Der Ausbildung vorangestellt ist ein mehrstufiges Auswahlverfahren, das mit einem schriftlichen Fragebogen zum Lebenslauf des Bewerbers beginnt. Wird diese Stufe erfolgreich absolviert, wird der Bewerber zu weiteren Tests nach Hamburg eingeladen. Diese behandeln unter anderem das räumliche Vorstellungsvermögen, die Konzentrationsfähigkeit oder den Umgang mit Zahlen. Ebenso erfolgen hier bereits erste Tests, die vereinfacht die Arbeit eines Fluglotsen simulieren, um so zum Beispiel die Fähigkeit zur Mehrfachbelastung des Bewerbers zu erkennen. Abschließend legt der bis dahin erfolgreiche Bewerber eine fliegerärztliche Untersuchung ab. Werden alle Tests bestanden, wird dem Bewerber ein Ausbildungsplatz garantiert. Hat der Bewerber das Auswahlverfahren jedoch nicht erfolgreich durchlaufen, ist eine erneute Bewerbung nicht zulässig.

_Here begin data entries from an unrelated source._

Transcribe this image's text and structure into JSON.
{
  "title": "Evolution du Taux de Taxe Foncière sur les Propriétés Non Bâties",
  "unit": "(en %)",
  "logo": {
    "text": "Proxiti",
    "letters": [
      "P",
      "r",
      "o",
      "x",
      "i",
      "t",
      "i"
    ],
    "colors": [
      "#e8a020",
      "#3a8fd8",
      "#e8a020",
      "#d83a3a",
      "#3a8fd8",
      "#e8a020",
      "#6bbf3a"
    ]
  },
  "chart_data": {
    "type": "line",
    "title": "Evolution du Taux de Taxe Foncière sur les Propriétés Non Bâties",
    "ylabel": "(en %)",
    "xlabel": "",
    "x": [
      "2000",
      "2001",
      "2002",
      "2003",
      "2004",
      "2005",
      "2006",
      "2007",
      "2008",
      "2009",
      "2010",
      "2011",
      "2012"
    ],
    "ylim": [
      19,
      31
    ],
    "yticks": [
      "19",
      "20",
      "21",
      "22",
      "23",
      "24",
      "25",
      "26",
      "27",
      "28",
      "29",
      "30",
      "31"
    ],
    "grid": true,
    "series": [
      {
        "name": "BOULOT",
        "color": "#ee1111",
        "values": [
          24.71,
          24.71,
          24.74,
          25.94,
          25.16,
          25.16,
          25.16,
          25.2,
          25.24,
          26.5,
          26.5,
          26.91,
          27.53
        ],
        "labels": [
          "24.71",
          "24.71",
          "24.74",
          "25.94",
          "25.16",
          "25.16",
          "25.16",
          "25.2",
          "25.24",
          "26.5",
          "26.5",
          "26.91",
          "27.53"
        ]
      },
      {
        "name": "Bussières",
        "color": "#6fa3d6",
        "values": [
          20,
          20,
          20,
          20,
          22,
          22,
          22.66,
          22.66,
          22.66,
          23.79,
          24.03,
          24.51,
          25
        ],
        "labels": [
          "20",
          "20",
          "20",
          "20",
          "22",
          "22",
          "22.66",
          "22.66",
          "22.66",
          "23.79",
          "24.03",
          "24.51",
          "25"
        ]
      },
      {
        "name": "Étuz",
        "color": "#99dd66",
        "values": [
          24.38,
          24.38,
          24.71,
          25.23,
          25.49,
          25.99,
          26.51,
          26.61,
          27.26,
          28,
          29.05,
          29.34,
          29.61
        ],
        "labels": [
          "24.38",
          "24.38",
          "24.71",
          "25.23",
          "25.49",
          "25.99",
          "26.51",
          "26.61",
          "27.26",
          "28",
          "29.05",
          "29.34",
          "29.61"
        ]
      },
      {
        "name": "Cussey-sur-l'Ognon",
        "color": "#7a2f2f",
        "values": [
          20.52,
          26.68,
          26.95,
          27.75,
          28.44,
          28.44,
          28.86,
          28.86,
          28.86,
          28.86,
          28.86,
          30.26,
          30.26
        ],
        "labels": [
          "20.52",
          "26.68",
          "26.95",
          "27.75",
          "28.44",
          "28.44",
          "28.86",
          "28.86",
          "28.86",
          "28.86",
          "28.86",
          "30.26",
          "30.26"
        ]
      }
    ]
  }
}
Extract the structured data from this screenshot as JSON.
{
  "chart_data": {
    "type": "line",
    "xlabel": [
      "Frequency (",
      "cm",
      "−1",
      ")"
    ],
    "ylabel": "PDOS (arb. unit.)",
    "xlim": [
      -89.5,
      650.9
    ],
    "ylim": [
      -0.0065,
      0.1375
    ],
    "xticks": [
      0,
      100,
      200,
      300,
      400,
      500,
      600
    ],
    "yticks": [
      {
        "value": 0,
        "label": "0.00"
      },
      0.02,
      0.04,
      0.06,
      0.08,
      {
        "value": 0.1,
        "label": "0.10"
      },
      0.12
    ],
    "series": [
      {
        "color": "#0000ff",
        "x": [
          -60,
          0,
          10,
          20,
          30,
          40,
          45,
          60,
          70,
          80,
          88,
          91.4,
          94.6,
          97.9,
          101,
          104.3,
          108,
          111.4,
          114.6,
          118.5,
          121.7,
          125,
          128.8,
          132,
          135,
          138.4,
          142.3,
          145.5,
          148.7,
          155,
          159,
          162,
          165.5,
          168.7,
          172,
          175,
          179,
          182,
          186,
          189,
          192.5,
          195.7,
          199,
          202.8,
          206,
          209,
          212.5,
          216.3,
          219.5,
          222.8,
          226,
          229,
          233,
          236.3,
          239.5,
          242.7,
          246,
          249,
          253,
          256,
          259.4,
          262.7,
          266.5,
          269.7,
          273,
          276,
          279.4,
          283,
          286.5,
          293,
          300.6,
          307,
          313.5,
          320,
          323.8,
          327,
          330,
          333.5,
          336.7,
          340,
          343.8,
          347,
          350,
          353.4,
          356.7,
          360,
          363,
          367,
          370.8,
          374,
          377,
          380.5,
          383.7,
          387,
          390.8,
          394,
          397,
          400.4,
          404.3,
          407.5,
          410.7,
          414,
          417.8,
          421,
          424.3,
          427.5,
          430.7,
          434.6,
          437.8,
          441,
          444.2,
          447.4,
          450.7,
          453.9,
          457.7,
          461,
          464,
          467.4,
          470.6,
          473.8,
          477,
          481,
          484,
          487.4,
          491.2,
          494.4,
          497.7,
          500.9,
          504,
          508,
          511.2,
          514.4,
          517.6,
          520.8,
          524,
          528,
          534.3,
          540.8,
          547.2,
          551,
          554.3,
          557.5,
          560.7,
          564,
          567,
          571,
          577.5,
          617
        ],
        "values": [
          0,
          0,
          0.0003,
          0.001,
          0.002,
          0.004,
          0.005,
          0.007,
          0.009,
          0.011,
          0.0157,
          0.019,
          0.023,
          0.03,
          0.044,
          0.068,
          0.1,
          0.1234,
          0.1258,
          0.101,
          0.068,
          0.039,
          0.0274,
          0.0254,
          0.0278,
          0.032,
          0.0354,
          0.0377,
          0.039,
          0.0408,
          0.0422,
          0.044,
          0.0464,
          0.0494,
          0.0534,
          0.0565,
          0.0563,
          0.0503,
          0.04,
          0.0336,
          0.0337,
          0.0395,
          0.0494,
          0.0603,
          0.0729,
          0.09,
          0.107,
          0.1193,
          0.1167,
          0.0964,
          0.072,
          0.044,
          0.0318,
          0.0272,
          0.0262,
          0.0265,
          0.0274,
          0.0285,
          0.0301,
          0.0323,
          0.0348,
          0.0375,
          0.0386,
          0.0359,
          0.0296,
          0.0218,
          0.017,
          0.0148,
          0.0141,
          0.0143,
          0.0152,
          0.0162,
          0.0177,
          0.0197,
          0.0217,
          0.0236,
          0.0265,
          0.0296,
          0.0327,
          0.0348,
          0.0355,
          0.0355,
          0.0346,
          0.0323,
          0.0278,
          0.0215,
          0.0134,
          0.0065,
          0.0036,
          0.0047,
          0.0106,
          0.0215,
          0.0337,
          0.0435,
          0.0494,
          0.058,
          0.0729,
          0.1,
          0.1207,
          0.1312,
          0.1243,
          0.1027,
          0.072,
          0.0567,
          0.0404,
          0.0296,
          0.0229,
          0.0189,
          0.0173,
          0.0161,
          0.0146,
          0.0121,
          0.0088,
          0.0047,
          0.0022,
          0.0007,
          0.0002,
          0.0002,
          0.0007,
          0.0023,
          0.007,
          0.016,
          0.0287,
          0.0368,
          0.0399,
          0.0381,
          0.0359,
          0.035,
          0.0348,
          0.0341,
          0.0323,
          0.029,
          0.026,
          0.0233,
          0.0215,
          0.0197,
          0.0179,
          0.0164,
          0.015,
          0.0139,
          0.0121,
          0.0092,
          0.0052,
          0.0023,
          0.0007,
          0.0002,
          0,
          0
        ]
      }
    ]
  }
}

Der theoretische Teil der Ausbildung findet an der Flugsicherungsakademie in Langen bei Frankfurt am Main statt. Nach gut einem Jahr Theorie-Unterricht wechseln die angehenden Fluglotsen zum praktischen Teil ihrer Ausbildung an einen Tower der internationalen Flughäfen in Deutschland oder an eines der Kontrollzentren. Für eine Dauer von 1,5 Jahren erlernen die Auszubildenden dort die notwendigen Arbeitsschritte und Handgriffe unter der fachlichen Anleitung eines Ausbilders. Die Ausbildung schließt mit einer Prüfung zur Erlangung der Lizenz für das eigenverantwortliche Arbeiten ab.

Der Einstieg in die Ausbildung erfolgt zu mehreren Terminen über das Jahr verteilt.

Wer sind die Ansprechpartner?

Hauptansprechpartner ist die Deutsche Flugsicherung GmbH in Langen bei Frankfurt am Main.